Plugging in the values we have:
110 Torr / 298K = P2 / 350K

Solving for P2:
P2 = (110 Torr / 298K) * 350K
P2 ≈ 128.52 Torr

Now that we know the partial pressure of CCl4 vapor at its boiling point, we can use the ideal gas law to convert the vapor pressure to moles:

PV = nRT

Where:
P = pressure (in atmosphere)
V = volume (in liters)
n = number of moles
R = ideal gas constant (0.0821 L·atm/mol·K for this problem)
T = temperature (in Kelvin)

Plugging in the values we have:
(128.52 Torr / 760 Torr/atm) * 3.50L = n * 0.0821 L·atm/mol·K * 350K

Solving for n:
n = [(128.52 Torr / 760 Torr/atm) * 3.50L] / [0.0821 L·atm/mol·K * 350 K]
n ≈ 0.0861 moles

Now that we have the number of moles of CCl4, we can calculate the heat of vaporization (delta Hvap), which is the amount of heat required to vaporize one mole of CCl4. From the given data, the heat of fusion (delta Hfusion) is given as 3.28 kJ/mol.

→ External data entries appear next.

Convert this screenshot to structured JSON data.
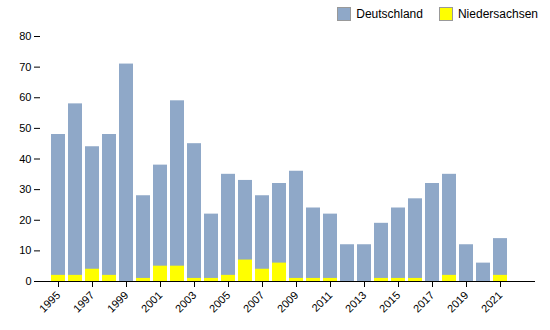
{
  "chart_data": {
    "type": "bar",
    "categories": [
      "1995",
      null,
      "1997",
      null,
      "1999",
      null,
      "2001",
      null,
      "2003",
      null,
      "2005",
      null,
      "2007",
      null,
      "2009",
      null,
      "2011",
      null,
      "2013",
      null,
      "2015",
      null,
      "2017",
      null,
      "2019",
      null,
      "2021",
      null
    ],
    "series": [
      {
        "name": "Deutschland",
        "color": "#8fa8c8",
        "values": [
          48,
          58,
          44,
          48,
          71,
          28,
          38,
          59,
          45,
          22,
          35,
          33,
          28,
          32,
          36,
          24,
          22,
          12,
          12,
          19,
          24,
          27,
          32,
          35,
          12,
          6,
          14,
          0
        ]
      },
      {
        "name": "Niedersachsen",
        "color": "#ffff00",
        "values": [
          2,
          2,
          4,
          2,
          0,
          1,
          5,
          5,
          1,
          1,
          2,
          7,
          4,
          6,
          1,
          1,
          1,
          0,
          0,
          1,
          1,
          1,
          0,
          2,
          0,
          0,
          2,
          0
        ]
      }
    ],
    "ylim": [
      0,
      80
    ],
    "yticks": [
      0,
      10,
      20,
      30,
      40,
      50,
      60,
      70,
      80
    ],
    "stacked": false,
    "grid": false,
    "legend": "upper right"
  }
}
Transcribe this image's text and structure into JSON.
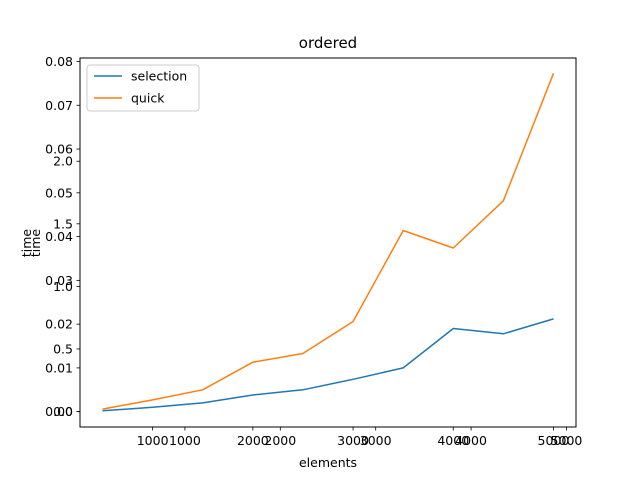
{
  "chart_data": {
    "type": "line",
    "title": "ordered",
    "xlabel": "elements",
    "ylabel": "time",
    "legend": {
      "placement": "upper-left",
      "entries": [
        "selection",
        "quick"
      ]
    },
    "grid": false,
    "note": "Two overlapping axes sets are drawn (matplotlib twin-axis artifact); both are reproduced.",
    "x": [
      500,
      1000,
      1500,
      2000,
      2500,
      3000,
      3500,
      4000,
      4500,
      5000
    ],
    "series": [
      {
        "name": "selection",
        "color": "#1f77b4",
        "values": [
          0.0002,
          0.001,
          0.002,
          0.0038,
          0.005,
          0.0074,
          0.01,
          0.019,
          0.0178,
          0.0212
        ]
      },
      {
        "name": "quick",
        "color": "#ff7f0e",
        "values": [
          0.0006,
          0.0027,
          0.005,
          0.0113,
          0.0133,
          0.0206,
          0.0414,
          0.0374,
          0.0482,
          0.0773
        ]
      }
    ],
    "axes_primary": {
      "xlim": [
        275,
        5225
      ],
      "ylim": [
        -0.0035,
        0.0808
      ],
      "xticks": [
        1000,
        2000,
        3000,
        4000,
        5000
      ],
      "xtick_labels": [
        "1000",
        "2000",
        "3000",
        "4000",
        "5000"
      ],
      "yticks": [
        0.0,
        0.01,
        0.02,
        0.03,
        0.04,
        0.05,
        0.06,
        0.07,
        0.08
      ],
      "ytick_labels": [
        "0.00",
        "0.01",
        "0.02",
        "0.03",
        "0.04",
        "0.05",
        "0.06",
        "0.07",
        "0.08"
      ]
    },
    "axes_secondary": {
      "xlim": [
        -100,
        5100
      ],
      "ylim": [
        -0.1235,
        2.825
      ],
      "xticks": [
        1000,
        2000,
        3000,
        4000,
        5000
      ],
      "xtick_labels": [
        "1000",
        "2000",
        "3000",
        "4000",
        "5000"
      ],
      "yticks": [
        0.0,
        0.5,
        1.0,
        1.5,
        2.0
      ],
      "ytick_labels": [
        "0.0",
        "0.5",
        "1.0",
        "1.5",
        "2.0"
      ]
    }
  }
}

However, you mentioned that the heat of vaporization at the boiling point is 192 J/g. To use this value, we need to convert moles to grams using the molecular weight of CCl4, which is 153.82 g/mol:

Mass = moles * molecular weight
Mass ≈ 0.0861 mol * 153.82 g/mol
Mass ≈ 13.26 g

Now we can calculate the heat of vaporization using the specific heat formula:

Heat = mass * delta Hvap

Heat = 13.26 g * 192 J/g
Heat ≈ 2549.92 J

Finally, we can convert the heat from joules to kilojoules. There are 1000 joules in 1 kilojoule:

Heat = 2549.92 J / 1000
Heat ≈ 2.55 kJ

Therefore, the correct answer for the heat required to vaporize 3.50L of CCl4 at its normal boiling point is approximately 2.55 kJ.